The study provides a physiologically grounded, microclimate-informed framework for assessing climate change impacts on desert bird communities and identifying climate refugia across the world’s warm deserts. It demonstrates that physiological metrics (TEWL, ADR) yield markedly different and more conservation-relevant patterns than air temperature alone, revealing heterogeneous impacts, coastal-skewed refugia, and substantial protection gaps (<20% PA coverage). These insights argue for prioritizing refugia in conservation planning, potentially within global targets such as protecting 30% of land by 2030, and for refining protection to avoid under- and over-protection when using Tair proxies.

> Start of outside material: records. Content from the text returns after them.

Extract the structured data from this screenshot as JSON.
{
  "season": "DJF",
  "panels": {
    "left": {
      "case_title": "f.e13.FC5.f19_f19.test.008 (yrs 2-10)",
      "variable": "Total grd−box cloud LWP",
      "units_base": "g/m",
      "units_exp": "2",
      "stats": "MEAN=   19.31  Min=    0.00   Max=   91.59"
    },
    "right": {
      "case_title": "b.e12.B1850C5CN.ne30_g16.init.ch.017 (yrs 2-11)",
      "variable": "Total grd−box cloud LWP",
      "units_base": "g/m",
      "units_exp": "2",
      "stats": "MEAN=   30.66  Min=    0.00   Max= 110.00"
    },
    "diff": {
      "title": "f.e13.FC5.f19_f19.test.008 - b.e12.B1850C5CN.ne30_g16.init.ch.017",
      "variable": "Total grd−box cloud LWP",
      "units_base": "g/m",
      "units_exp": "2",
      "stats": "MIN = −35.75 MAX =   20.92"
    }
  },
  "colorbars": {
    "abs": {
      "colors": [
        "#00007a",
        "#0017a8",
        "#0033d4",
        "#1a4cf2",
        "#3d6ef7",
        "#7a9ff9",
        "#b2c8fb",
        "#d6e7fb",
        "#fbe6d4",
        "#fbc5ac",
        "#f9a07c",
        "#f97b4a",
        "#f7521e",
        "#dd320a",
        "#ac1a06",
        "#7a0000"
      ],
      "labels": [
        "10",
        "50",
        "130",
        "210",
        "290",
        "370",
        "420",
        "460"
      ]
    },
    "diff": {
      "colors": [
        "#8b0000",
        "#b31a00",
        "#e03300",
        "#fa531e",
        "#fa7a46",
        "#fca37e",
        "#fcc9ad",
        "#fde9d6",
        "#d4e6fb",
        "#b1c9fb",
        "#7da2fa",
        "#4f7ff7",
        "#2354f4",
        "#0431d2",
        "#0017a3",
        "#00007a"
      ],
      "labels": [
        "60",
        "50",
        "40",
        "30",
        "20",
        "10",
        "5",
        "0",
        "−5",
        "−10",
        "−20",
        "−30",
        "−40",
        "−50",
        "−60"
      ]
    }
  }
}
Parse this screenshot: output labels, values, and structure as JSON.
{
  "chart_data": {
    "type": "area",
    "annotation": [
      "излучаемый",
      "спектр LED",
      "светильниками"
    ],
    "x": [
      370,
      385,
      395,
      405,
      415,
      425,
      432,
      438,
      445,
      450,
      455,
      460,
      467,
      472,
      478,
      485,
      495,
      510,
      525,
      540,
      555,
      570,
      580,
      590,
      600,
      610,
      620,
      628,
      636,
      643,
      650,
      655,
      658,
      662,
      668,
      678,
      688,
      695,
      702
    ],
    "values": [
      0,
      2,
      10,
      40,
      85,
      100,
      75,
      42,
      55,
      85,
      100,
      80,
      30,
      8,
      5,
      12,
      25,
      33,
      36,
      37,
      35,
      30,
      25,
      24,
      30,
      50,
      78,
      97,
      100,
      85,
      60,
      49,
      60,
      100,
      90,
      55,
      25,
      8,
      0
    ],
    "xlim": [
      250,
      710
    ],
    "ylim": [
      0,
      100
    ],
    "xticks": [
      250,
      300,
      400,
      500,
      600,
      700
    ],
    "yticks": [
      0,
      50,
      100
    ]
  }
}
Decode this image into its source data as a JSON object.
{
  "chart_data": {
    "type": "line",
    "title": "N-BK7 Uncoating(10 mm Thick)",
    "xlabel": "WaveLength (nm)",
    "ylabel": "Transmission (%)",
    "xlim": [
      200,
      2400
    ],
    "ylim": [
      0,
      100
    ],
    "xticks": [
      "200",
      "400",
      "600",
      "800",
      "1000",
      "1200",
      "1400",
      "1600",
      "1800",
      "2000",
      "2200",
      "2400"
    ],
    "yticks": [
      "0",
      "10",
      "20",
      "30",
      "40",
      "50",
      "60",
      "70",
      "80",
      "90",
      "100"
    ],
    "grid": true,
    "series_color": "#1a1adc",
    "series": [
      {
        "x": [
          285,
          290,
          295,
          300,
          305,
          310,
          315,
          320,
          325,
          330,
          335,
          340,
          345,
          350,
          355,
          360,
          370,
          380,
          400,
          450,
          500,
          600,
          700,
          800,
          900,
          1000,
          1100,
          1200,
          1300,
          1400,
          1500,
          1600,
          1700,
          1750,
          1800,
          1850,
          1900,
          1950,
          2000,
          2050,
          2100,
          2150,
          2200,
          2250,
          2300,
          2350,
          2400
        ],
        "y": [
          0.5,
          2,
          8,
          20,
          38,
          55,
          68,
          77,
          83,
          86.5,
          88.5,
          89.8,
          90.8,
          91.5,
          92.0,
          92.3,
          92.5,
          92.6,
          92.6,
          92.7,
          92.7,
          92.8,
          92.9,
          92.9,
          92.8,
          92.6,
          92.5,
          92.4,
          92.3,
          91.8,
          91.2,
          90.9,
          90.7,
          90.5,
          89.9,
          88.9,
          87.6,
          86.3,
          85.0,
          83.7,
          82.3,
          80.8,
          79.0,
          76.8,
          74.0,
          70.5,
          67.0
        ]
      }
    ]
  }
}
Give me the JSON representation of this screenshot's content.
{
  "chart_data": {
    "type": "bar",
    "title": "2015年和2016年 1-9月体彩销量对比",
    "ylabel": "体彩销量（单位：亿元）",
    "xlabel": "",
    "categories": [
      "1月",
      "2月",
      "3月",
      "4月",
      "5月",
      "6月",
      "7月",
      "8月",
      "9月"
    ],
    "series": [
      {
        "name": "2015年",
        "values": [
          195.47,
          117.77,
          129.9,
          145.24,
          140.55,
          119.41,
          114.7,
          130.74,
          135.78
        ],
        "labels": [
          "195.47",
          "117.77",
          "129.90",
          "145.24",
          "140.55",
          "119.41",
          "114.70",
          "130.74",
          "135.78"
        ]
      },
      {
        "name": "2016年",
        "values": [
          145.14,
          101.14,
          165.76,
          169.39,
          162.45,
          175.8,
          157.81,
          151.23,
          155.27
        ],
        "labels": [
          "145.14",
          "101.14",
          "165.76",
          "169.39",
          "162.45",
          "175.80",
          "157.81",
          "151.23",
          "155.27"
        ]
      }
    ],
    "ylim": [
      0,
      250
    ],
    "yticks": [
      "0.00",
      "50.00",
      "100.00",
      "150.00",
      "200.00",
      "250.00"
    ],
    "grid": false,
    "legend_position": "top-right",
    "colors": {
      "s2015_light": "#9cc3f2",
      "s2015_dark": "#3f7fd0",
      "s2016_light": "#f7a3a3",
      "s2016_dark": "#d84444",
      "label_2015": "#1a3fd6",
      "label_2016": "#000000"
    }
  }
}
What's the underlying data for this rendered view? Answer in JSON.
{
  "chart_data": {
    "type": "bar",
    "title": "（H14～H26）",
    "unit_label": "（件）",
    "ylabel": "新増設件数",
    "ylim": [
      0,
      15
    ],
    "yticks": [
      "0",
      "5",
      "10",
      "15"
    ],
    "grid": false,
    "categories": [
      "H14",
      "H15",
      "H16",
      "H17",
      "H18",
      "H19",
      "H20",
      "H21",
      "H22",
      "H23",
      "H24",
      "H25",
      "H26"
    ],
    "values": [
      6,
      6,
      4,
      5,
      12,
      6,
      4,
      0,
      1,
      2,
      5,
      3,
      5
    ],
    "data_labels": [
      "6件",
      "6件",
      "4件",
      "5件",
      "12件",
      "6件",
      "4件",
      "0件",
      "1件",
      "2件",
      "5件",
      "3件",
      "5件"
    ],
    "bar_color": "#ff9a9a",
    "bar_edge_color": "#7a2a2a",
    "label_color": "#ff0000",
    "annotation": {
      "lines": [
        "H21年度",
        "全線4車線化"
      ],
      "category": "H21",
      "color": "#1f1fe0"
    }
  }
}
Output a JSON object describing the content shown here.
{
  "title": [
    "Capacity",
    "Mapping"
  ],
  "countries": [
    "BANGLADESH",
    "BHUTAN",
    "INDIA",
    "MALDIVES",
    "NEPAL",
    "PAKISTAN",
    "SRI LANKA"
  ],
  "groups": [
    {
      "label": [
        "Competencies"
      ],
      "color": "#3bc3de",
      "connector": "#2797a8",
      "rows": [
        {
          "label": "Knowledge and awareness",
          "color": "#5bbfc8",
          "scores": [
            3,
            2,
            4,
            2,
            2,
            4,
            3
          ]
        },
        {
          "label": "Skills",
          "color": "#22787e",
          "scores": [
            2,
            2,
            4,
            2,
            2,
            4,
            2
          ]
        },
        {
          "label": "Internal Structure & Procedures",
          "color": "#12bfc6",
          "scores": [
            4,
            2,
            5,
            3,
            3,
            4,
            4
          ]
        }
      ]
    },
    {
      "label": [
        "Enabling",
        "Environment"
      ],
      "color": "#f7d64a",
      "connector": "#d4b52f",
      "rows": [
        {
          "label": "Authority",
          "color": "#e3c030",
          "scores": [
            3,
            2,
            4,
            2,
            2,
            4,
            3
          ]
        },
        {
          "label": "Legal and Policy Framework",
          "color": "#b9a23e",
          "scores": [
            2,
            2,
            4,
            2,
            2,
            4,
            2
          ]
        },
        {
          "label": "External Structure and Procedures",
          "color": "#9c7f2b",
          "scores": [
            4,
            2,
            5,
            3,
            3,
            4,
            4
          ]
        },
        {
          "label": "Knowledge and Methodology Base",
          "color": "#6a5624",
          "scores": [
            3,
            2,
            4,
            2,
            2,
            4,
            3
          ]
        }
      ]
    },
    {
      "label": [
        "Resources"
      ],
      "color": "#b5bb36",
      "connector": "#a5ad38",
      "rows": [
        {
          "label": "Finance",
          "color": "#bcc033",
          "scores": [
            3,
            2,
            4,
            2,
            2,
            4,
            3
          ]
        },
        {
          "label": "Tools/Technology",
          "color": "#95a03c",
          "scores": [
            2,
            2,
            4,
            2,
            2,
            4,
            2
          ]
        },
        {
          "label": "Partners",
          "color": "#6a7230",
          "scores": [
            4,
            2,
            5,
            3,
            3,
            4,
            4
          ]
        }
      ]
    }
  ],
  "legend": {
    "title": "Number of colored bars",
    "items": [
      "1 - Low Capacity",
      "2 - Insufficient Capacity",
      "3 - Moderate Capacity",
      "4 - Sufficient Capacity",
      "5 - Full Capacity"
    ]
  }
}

Future work should extend the framework to other taxa to test overlap of refugia, incorporate additional ecological traits and behaviors, improve parameterization for non-passerines, consider finer spatial resolution and non-summer stressors, and further refine models of microclimate and water balance to enhance predictive performance.

• Taxonomic scope: Analyses focus on birds; refugial patterns for other taxa may differ and need dedicated modeling. • Model species approach: Three size-based model species approximate community physiology; individual species’ traits and behaviors vary and could shift local risk rankings, though sensitivity analyses suggest relative patterns are robust. • Physiological parameterization: A passerine BMR equation was applied broadly, slightly overestimating some non-passerines; shade availability and behavioral thermoregulation were assumed (with an open-habitat sensitivity case), and birds were modeled at 1.5 m perch height. • Temporal and climatic scope: Impacts were assessed for the hottest month and +2 °C (main) and +4 °C (supplementary) scenarios; other seasons, extreme events beyond modeled diurnal cycles, and hydrological constraints outside the hottest month were not explicitly evaluated. • Spatial resolution and inputs: Core analyses at 50 km resolution may miss fine-scale microrefugia; pattern-scaled climate projections and downscaling choices introduce uncertainty. • Conservation overlays: PA coverage considered IUCN categories Ia–IV; management effectiveness, enforcement, and future land-use changes were not assessed. Coastal refugia may be compromised by sea-level rise and human pressures not explicitly modeled.